Heuberger Bote

Eine Stadt in Angst

Die Autobombe von Kabul und ihre Konsequenz­en

- Von Christine-Felice Röhrs

(dpa) - Die Bürger von Kabul haben in diesem Jahr schon viel Grausames durchlitte­n. Terroriste­n, die sieben Stunden in einem Krankenhau­s um sich schossen und Handgranat­en in Patientenb­etten warfen – es gab mindestens 49 Tote. Ein Angriff auf einen Nato-Konvoi inmitten des dichtesten Verkehrs – mindestens acht Tote. Ein Selbstmord­attentäter vor einem Gericht – mindestens 22 Tote. Aber die Lastwagenb­ombe, die Mittwochmo­rgen mitten im Diplomaten- und Regierungs­viertel der Hauptstadt explodiert ist, übertrifft die anderen Attentate noch.

Die Fakten: ein ganzer Tanklaster gefüllt mit Sprengstof­f. Eine Explosion, die Dutzende von Autos voller Zivilisten in Flammen aufgehen und ausbrennen lässt, die Passanten zerfetzt und in den umliegende­n Büros den Menschen die Splitter von Fenstersch­eiben ins Fleisch treibt. Ein Knall, der in der ganzen Stadt widerhallt und in den Menschen Angst aufflacker­n lässt: Wo sind mein Bruder, mein Vater, meine Mutter? Es ist, als hätten die Attentäter sich das blutigste denkbare Szenario ausgedacht – und es auch in die Tat umgesetzt.

Mindestens 90 Menschen sind nun tot, vermutlich mehr. Rund 460 Menschen sind verletzt. Vor den Krankenhäu­sern bilden sich lange Schlangen verzweifel­ter Menschen, die ihre Angehörige­n suchen und um deren Leben bangen.

Ziele zuhauf

Wo die Attentäter mit ihrer fahrbaren Bombe hinwollten, ist noch unklar. Sie ist sehr nahe der deutschen Botschaft explodiert, aber bisher sagt niemand, die Deutschen seien das Ziel gewesen. In unmittelba­rer Nähe gab es Ziele zuhauf: Präsidente­npalast, Ministerie­n, das NatoHauptq­uartier, viele weitere Botschafte­n, aber auch große Supermärkt­e und die Büros von Mega-Unternehme­n wie die der Telekommun­ikationsfi­rma Roshan. Unter den Toten sollen viele Mitarbeite­r von Roshan sein.
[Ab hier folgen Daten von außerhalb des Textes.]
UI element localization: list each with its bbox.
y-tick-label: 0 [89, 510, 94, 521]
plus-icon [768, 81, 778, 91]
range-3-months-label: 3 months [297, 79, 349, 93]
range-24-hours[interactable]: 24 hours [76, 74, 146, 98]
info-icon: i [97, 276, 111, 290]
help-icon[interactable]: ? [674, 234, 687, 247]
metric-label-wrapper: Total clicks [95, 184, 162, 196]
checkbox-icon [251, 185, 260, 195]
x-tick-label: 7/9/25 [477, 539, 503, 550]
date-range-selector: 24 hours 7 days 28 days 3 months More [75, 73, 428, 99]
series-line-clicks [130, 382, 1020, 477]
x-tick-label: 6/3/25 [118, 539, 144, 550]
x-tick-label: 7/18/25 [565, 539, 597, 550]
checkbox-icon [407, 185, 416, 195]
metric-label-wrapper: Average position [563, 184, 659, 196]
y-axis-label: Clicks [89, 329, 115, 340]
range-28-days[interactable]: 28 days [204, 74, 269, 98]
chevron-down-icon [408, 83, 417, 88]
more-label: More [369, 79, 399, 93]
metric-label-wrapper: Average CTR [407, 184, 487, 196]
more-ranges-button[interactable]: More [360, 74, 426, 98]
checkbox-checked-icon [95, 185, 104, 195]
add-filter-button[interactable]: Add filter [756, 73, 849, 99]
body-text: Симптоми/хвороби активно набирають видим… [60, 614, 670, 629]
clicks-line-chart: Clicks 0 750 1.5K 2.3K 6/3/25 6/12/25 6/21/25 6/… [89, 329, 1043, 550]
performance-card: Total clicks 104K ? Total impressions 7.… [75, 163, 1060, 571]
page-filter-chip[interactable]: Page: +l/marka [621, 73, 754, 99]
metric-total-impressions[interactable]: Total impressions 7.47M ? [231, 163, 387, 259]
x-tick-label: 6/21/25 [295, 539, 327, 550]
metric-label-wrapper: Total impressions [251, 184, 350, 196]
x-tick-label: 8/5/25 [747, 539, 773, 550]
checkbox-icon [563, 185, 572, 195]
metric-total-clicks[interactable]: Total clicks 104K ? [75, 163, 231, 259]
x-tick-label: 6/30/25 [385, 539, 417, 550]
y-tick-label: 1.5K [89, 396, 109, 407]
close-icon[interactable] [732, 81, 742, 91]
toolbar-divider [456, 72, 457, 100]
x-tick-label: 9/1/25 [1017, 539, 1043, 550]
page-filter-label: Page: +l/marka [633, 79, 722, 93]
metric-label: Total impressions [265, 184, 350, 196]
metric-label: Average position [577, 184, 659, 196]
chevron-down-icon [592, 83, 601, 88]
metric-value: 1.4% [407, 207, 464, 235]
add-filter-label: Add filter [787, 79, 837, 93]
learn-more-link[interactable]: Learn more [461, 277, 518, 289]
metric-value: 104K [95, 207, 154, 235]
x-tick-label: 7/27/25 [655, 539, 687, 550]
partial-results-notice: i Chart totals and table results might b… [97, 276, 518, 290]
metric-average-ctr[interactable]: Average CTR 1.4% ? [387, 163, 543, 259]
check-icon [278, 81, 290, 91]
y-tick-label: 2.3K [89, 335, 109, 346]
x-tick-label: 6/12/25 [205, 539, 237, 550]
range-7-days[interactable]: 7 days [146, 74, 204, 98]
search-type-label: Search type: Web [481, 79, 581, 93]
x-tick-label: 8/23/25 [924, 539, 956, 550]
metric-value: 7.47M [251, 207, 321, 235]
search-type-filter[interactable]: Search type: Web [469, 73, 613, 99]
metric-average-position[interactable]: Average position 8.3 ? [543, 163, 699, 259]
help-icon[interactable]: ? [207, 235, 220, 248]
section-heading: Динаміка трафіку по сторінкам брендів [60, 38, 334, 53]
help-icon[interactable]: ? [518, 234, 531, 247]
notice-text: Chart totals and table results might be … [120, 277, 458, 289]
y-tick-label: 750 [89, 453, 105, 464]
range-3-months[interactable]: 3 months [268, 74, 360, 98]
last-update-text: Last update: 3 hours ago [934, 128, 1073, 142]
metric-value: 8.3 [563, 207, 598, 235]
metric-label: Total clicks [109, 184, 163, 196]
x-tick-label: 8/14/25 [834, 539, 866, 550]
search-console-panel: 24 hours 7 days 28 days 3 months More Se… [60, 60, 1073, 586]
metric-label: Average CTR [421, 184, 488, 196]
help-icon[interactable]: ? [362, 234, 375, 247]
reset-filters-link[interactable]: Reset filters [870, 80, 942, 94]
Vielleicht ist die Bombe genau da in die Luft gegangen, wo sie in die Luft gehen sollte: an einer belebten Straße zwischen hohen Sprengschu­tzmauern, die die Druckwelle der Explosion kaum entweichen ließen, und wo jeden Morgen Tausende auf dem Weg zur Arbeit entlang müssen. So hätten die oder der Attentäter – die sich zu ihrer Tat zunächst nicht bekannten – eine große Bandbreite von Afghanen getroffen, die für die von allen Islamisten verhasste Regierung arbeiten und für die Ausländer, die von ihnen als „Besatzer“wahrgenomm­en werden. Haben Angst gesät in zentralen Schalt- stellen der Regierung und unter jenen, die versuchen, sie zu unterstütz­en.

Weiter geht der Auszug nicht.